Not since Iain Reed's I'm Thinking of Ending Things have I finished a book and thought "I have little to no clue what I just read, but I loved every damn minute." Peter Rock's Passersthrough is all kinds of crazypants, and I am far from understanding everything that happened, but in the words of Trip in Meatballs, "It just doesn't matter!"
After her mother's death, Helen begins reaching out to Benjamin, although tentatively. She gives her father a machine that he can speak into (and vice versa) and his words will be transcribed and sent to her machine. Helen is not yet to the point where she trusts him enough to spend time him or speak directly about what happened.
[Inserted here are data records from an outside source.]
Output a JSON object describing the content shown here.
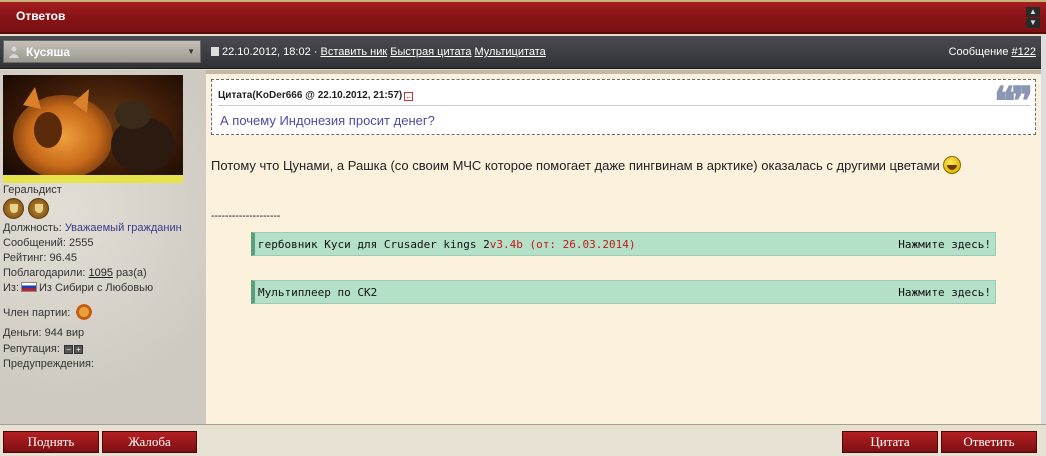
{
  "header": {
    "title": "Ответов"
  },
  "post": {
    "user_name": "Кусяша",
    "info_prefix": "22.10.2012, 18:02 ·",
    "actions": [
      "Вставить ник",
      "Быстрая цитата",
      "Мультицитата"
    ],
    "message_label": "Сообщение",
    "message_number": "#122"
  },
  "profile": {
    "title": "Геральдист",
    "position_label": "Должность:",
    "position_value": "Уважаемый гражданин",
    "messages": "Сообщений: 2555",
    "rating": "Рейтинг: 96.45",
    "thanks_label": "Поблагодарили:",
    "thanks_count": "1095",
    "thanks_suffix": "раз(а)",
    "from_label": "Из:",
    "from_value": "Из Сибири с Любовью",
    "party_label": "Член партии:",
    "money": "Деньги: 944 вир",
    "reputation_label": "Репутация:",
    "warnings_label": "Предупреждения:",
    "rep_minus": "−",
    "rep_plus": "+"
  },
  "quote": {
    "header": "Цитата(KoDer666 @ 22.10.2012, 21:57)",
    "text": "А почему Индонезия просит денег?"
  },
  "body_text": "Потому что Цунами, а Рашка (со своим МЧС которое помогает даже пингвинам в арктике) оказалась с другими цветами",
  "separator": "--------------------",
  "spoilers": [
    {
      "text": "гербовник Куси для Crusader kings 2",
      "version": "v3.4b (от: 26.03.2014)",
      "click": "Нажмите здесь!"
    },
    {
      "text": "Мультиплеер по СК2",
      "version": "",
      "click": "Нажмите здесь!"
    }
  ],
  "buttons": {
    "raise": "Поднять",
    "complain": "Жалоба",
    "quote": "Цитата",
    "reply": "Ответить"
  },
  "colors": {
    "header_red": "#8a1417",
    "button_red": "#9a1719",
    "spoiler_green": "#b4e0c8",
    "content_bg": "#fbf1dc",
    "quote_text": "#4b4ba0"
  }
}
Through their communications, we learn snippets of what that camping trip involved, including a blue tarp and a lake they called Sad Clown Lake, a body of water filled with bones that never seems to be in the same place twice. They also had a notebook they left in their tent while they were out, leaving it for "passersthrough" to write in.
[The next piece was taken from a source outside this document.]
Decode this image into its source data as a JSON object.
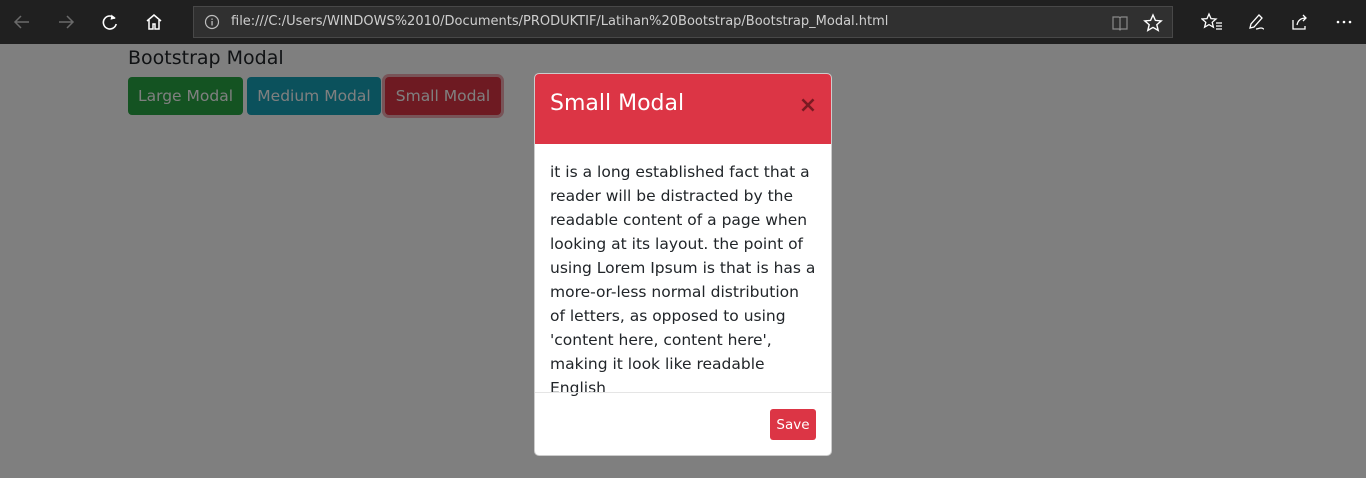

As Helen and Benjamin talk remotely, Benjamin has a semi-catastrophic encounter with a woman and her dog in the market parking lot. Melissa helps Benjamin home and tends to him, but also reads some of the transcriptions on Benjamin's machine. As Melissa and her "brother," who are squatting in a "murder house," try to help Benjamin figure out what happened on that ill-fated camping trip, things start to get really cuckoo.
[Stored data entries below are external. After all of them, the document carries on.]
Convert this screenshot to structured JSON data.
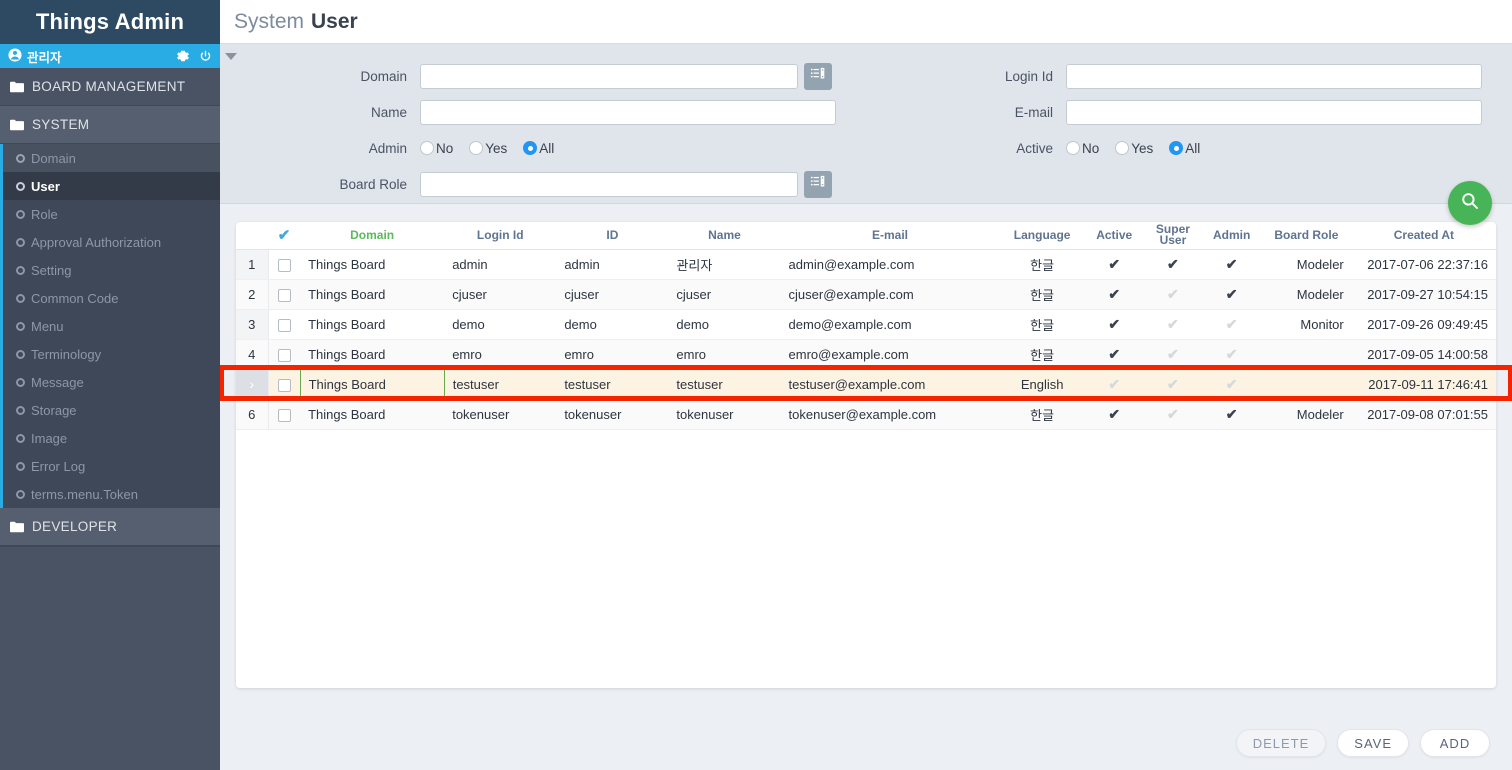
{
  "sidebar": {
    "brand": "Things Admin",
    "user": {
      "name": "관리자",
      "person_icon": "person-icon",
      "settings_icon": "gear-icon",
      "power_icon": "power-icon"
    },
    "groups": [
      {
        "label": "BOARD MANAGEMENT",
        "icon": "folder-icon"
      },
      {
        "label": "SYSTEM",
        "icon": "folder-icon"
      },
      {
        "label": "DEVELOPER",
        "icon": "folder-icon"
      }
    ],
    "system_items": [
      {
        "label": "Domain"
      },
      {
        "label": "User"
      },
      {
        "label": "Role"
      },
      {
        "label": "Approval Authorization"
      },
      {
        "label": "Setting"
      },
      {
        "label": "Common Code"
      },
      {
        "label": "Menu"
      },
      {
        "label": "Terminology"
      },
      {
        "label": "Message"
      },
      {
        "label": "Storage"
      },
      {
        "label": "Image"
      },
      {
        "label": "Error Log"
      },
      {
        "label": "terms.menu.Token"
      }
    ]
  },
  "header": {
    "title_prefix": "System",
    "title_main": "User"
  },
  "search": {
    "collapse_icon": "caret-down-icon",
    "left": {
      "domain_label": "Domain",
      "domain_value": "",
      "domain_placeholder": "",
      "domain_lookup_icon": "list-lookup-icon",
      "name_label": "Name",
      "name_value": "",
      "name_placeholder": "",
      "admin_label": "Admin",
      "admin_options": [
        "No",
        "Yes",
        "All"
      ],
      "admin_selected": "All",
      "board_role_label": "Board Role",
      "board_role_value": "",
      "board_role_placeholder": "",
      "board_role_lookup_icon": "list-lookup-icon"
    },
    "right": {
      "login_id_label": "Login Id",
      "login_id_value": "",
      "login_id_placeholder": "",
      "email_label": "E-mail",
      "email_value": "",
      "email_placeholder": "",
      "active_label": "Active",
      "active_options": [
        "No",
        "Yes",
        "All"
      ],
      "active_selected": "All"
    },
    "search_button_icon": "search-icon",
    "search_button_color": "#47b557"
  },
  "grid": {
    "select_all_icon": "check-icon",
    "columns": [
      {
        "key": "domain",
        "label": "Domain",
        "color": "#5cb85c"
      },
      {
        "key": "login_id",
        "label": "Login Id",
        "color": "#5f7491"
      },
      {
        "key": "id",
        "label": "ID",
        "color": "#5f7491"
      },
      {
        "key": "name",
        "label": "Name",
        "color": "#5f7491"
      },
      {
        "key": "email",
        "label": "E-mail",
        "color": "#5f7491"
      },
      {
        "key": "language",
        "label": "Language",
        "color": "#5f7491"
      },
      {
        "key": "active",
        "label": "Active",
        "color": "#5f7491"
      },
      {
        "key": "super_user",
        "label": "Super User",
        "color": "#5f7491"
      },
      {
        "key": "admin",
        "label": "Admin",
        "color": "#5f7491"
      },
      {
        "key": "board_role",
        "label": "Board Role",
        "color": "#5f7491"
      },
      {
        "key": "created_at",
        "label": "Created At",
        "color": "#5f7491"
      }
    ],
    "rows": [
      {
        "num": "1",
        "checked": false,
        "domain": "Things Board",
        "login_id": "admin",
        "id": "admin",
        "name": "관리자",
        "email": "admin@example.com",
        "language": "한글",
        "active": true,
        "super_user": true,
        "admin": true,
        "board_role": "Modeler",
        "created_at": "2017-07-06 22:37:16",
        "selected": false
      },
      {
        "num": "2",
        "checked": false,
        "domain": "Things Board",
        "login_id": "cjuser",
        "id": "cjuser",
        "name": "cjuser",
        "email": "cjuser@example.com",
        "language": "한글",
        "active": true,
        "super_user": false,
        "admin": true,
        "board_role": "Modeler",
        "created_at": "2017-09-27 10:54:15",
        "selected": false
      },
      {
        "num": "3",
        "checked": false,
        "domain": "Things Board",
        "login_id": "demo",
        "id": "demo",
        "name": "demo",
        "email": "demo@example.com",
        "language": "한글",
        "active": true,
        "super_user": false,
        "admin": false,
        "board_role": "Monitor",
        "created_at": "2017-09-26 09:49:45",
        "selected": false
      },
      {
        "num": "4",
        "checked": false,
        "domain": "Things Board",
        "login_id": "emro",
        "id": "emro",
        "name": "emro",
        "email": "emro@example.com",
        "language": "한글",
        "active": true,
        "super_user": false,
        "admin": false,
        "board_role": "",
        "created_at": "2017-09-05 14:00:58",
        "selected": false
      },
      {
        "num": "›",
        "checked": false,
        "domain": "Things Board",
        "login_id": "testuser",
        "id": "testuser",
        "name": "testuser",
        "email": "testuser@example.com",
        "language": "English",
        "active": false,
        "super_user": false,
        "admin": false,
        "board_role": "",
        "created_at": "2017-09-11 17:46:41",
        "selected": true
      },
      {
        "num": "6",
        "checked": false,
        "domain": "Things Board",
        "login_id": "tokenuser",
        "id": "tokenuser",
        "name": "tokenuser",
        "email": "tokenuser@example.com",
        "language": "한글",
        "active": true,
        "super_user": false,
        "admin": true,
        "board_role": "Modeler",
        "created_at": "2017-09-08 07:01:55",
        "selected": false
      }
    ],
    "highlight_color": "#f42400",
    "focus_cell_border_color": "#6aa84f"
  },
  "footer": {
    "delete_label": "DELETE",
    "save_label": "SAVE",
    "add_label": "ADD"
  }
}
To share more would be both too much information and me providing a perception that might not be anywhere near correct. Although the story seemed to remain outside my grasp, it was so beautifully written and intriguing that I didn't want to put it down for a minute. It's haunting, eerie, bizarre, lovely, and tragic. Rock is a beautiful writer (his heartbreaking My Abandonment was a gift of a novel and also made into a fantastic film, Leave No Trace) and even though much of Passersthrough escaped me, I enjoyed the hell out of it and will pick up Rock's next work without hesitation.